This ongoing project aims at converting a given Tensorflow model into a torch.nn.Module counter-part.
To install, simply run
$ python3 -m pip -e . -r requirements.txt
Note that current requirements are:
- pytorch >= 1.09
- tensorflow >= 2.5.0
- numpy >= 1.19.5
- keras~=2.15.0
but the tool may work with earlier versions of Tensorflow and Pytorch.

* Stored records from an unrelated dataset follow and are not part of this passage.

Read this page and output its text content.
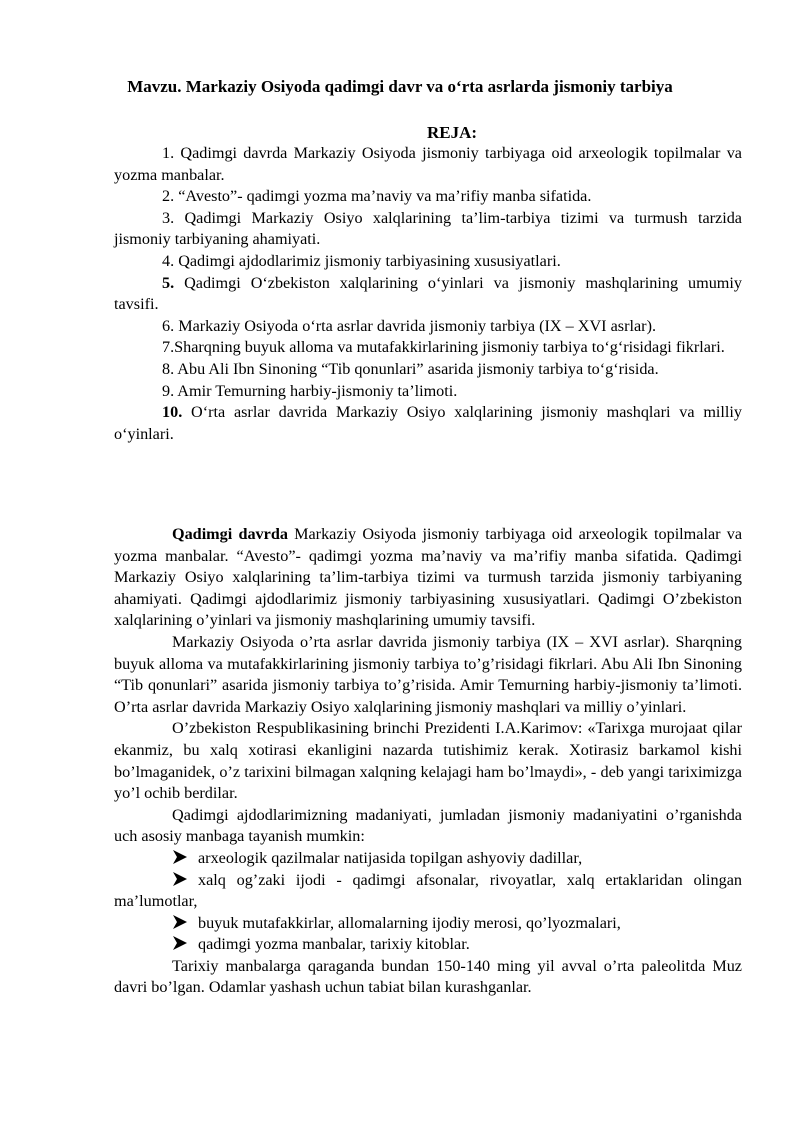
Mavzu. Markaziy Osiyoda qadimgi davr va o‘rta asrlarda jismoniy tarbiya
REJA:

1. Qadimgi davrda Markaziy Osiyoda jismoniy tarbiyaga oid arxeologik topilmalar va yozma manbalar.

2. “Avesto”- qadimgi yozma ma’naviy va ma’rifiy manba sifatida.

3. Qadimgi Markaziy Osiyo xalqlarining ta’lim-tarbiya tizimi va turmush tarzida jismoniy tarbiyaning ahamiyati.

4. Qadimgi ajdodlarimiz jismoniy tarbiyasining xususiyatlari.

5. Qadimgi O‘zbekiston xalqlarining o‘yinlari va jismoniy mashqlarining umumiy tavsifi.

6. Markaziy Osiyoda o‘rta asrlar davrida jismoniy tarbiya (IX – XVI asrlar).

7.Sharqning buyuk alloma va mutafakkirlarining jismoniy tarbiya to‘g‘risidagi fikrlari.

8. Abu Ali Ibn Sinoning “Tib qonunlari” asarida jismoniy tarbiya to‘g‘risida.

9. Amir Temurning harbiy-jismoniy ta’limoti.

10. O‘rta asrlar davrida Markaziy Osiyo xalqlarining jismoniy mashqlari va milliy o‘yinlari.

Qadimgi davrda Markaziy Osiyoda jismoniy tarbiyaga oid arxeologik topilmalar va yozma manbalar. “Avesto”- qadimgi yozma ma’naviy va ma’rifiy manba sifatida. Qadimgi Markaziy Osiyo xalqlarining ta’lim-tarbiya tizimi va turmush tarzida jismoniy tarbiyaning ahamiyati. Qadimgi ajdodlarimiz jismoniy tarbiyasining xususiyatlari. Qadimgi O’zbekiston xalqlarining o’yinlari va jismoniy mashqlarining umumiy tavsifi.

Markaziy Osiyoda o’rta asrlar davrida jismoniy tarbiya (IX – XVI asrlar). Sharqning buyuk alloma va mutafakkirlarining jismoniy tarbiya to’g’risidagi fikrlari. Abu Ali Ibn Sinoning “Tib qonunlari” asarida jismoniy tarbiya to’g’risida. Amir Temurning harbiy-jismoniy ta’limoti. O’rta asrlar davrida Markaziy Osiyo xalqlarining jismoniy mashqlari va milliy o’yinlari.

O’zbekiston Respublikasining brinchi Prezidenti I.A.Karimov: «Tarixga murojaat qilar ekanmiz, bu xalq xotirasi ekanligini nazarda tutishimiz kerak. Xotirasiz barkamol kishi bo’lmaganidek, o’z tarixini bilmagan xalqning kelajagi ham bo’lmaydi», - deb yangi tariximizga yo’l ochib berdilar.

Qadimgi ajdodlarimizning madaniyati, jumladan jismoniy madaniyatini o’rganishda uch asosiy manbaga tayanish mumkin:

arxeologik qazilmalar natijasida topilgan ashyoviy dadillar,

xalq og’zaki ijodi - qadimgi afsonalar, rivoyatlar, xalq ertaklaridan olingan ma’lumotlar,

buyuk mutafakkirlar, allomalarning ijodiy merosi, qo’lyozmalari,

qadimgi yozma manbalar, tarixiy kitoblar.

Tarixiy manbalarga qaraganda bundan 150-140 ming yil avval o’rta paleolitda Muz davri bo’lgan. Odamlar yashash uchun tabiat bilan kurashganlar.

In order to cut dependencies between Tensorflow and Pytorch libraries, model conversion is performed in two steps:
- Conversion from a Tensorflow model to a JSON file containing the model graph and weights
usage: convert.py tf2json [-h] -m <path_to_file> [-i <name> [<name> ...]] [-o <name> [<name> ...]] -j <path_to_file> [-v]
options:
-h, --help show this help message and exit
-m <path_to_file>, --model <path_to_file>
path to Tensorflow source model.
-i <name> [<name> ...], --inputs <name> [<name> ...]
name of input layers.
-o <name> [<name> ...], --outputs <name> [<name> ...]
name of output layers.
-j <path_to_file>, --json <path_to_file>
path to output JSON file.
-v, --verbose verbose mode.
Note: the --inputs
and --outputs
options allows to cut out specific parts of the
execution graph before export, for instance to remove unsupported layers.

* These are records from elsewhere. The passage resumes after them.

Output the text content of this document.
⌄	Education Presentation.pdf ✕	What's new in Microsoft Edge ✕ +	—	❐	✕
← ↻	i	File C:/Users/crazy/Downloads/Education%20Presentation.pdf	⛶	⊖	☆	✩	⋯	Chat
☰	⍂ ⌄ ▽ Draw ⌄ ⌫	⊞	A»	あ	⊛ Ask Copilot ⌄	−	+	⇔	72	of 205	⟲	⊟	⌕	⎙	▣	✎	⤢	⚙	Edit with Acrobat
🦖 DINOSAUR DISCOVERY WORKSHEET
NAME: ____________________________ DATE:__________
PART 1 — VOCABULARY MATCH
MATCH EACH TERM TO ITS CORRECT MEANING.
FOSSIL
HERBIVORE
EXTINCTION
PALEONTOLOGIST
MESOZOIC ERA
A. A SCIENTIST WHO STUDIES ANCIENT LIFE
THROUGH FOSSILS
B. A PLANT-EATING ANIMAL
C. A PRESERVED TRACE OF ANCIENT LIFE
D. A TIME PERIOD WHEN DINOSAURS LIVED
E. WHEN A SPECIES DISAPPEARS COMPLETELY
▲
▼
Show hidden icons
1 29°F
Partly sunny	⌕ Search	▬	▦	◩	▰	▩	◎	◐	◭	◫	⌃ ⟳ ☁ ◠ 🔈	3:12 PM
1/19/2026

- Conversion from the JSON file to a nn.Module Torch model
usage: convert.py json2torch [-h] -j <path_to_file> -m <path_to_file> [-v]
optional arguments:
-h, --help show this help message and exit
-j <path_to_file>, --json <path_to_file>
path to input JSON file.
-m <path_to_file>, --model <path_to_file>
path to Pytorch destination model.
-v, --verbose verbose mode.
Activation (relu, sigmoid or linear)
Add
Multiply
(Depthwise)Conv2D
Linear
BatchNormalization
(Global)AveragePooling2D
MaxPooling2D
ZeroPadding2D
Softmax (2D only)
Dropout
Concatenate
Reshape
The layer conversion is performed in the get_layer_config
function located in tf2json.py
and the to_torch_layer
function located in json2torch.py.
In order to add support for new types of layers:
- Identify the layer type using
if isinstance(src,...)
- Save layer type and configuration in a dict structure:
{'type': <layer_type_name>, 'params': <structure_containing_all_parameters>}
- If the Tensorflow source layer does not correspond to a predefined Pytorch module, create a new nn.Module (see torch_layers.py)
- Instantiate the Pytorch module in
to_torch_layer
and copy all relevant parameters from the configuration.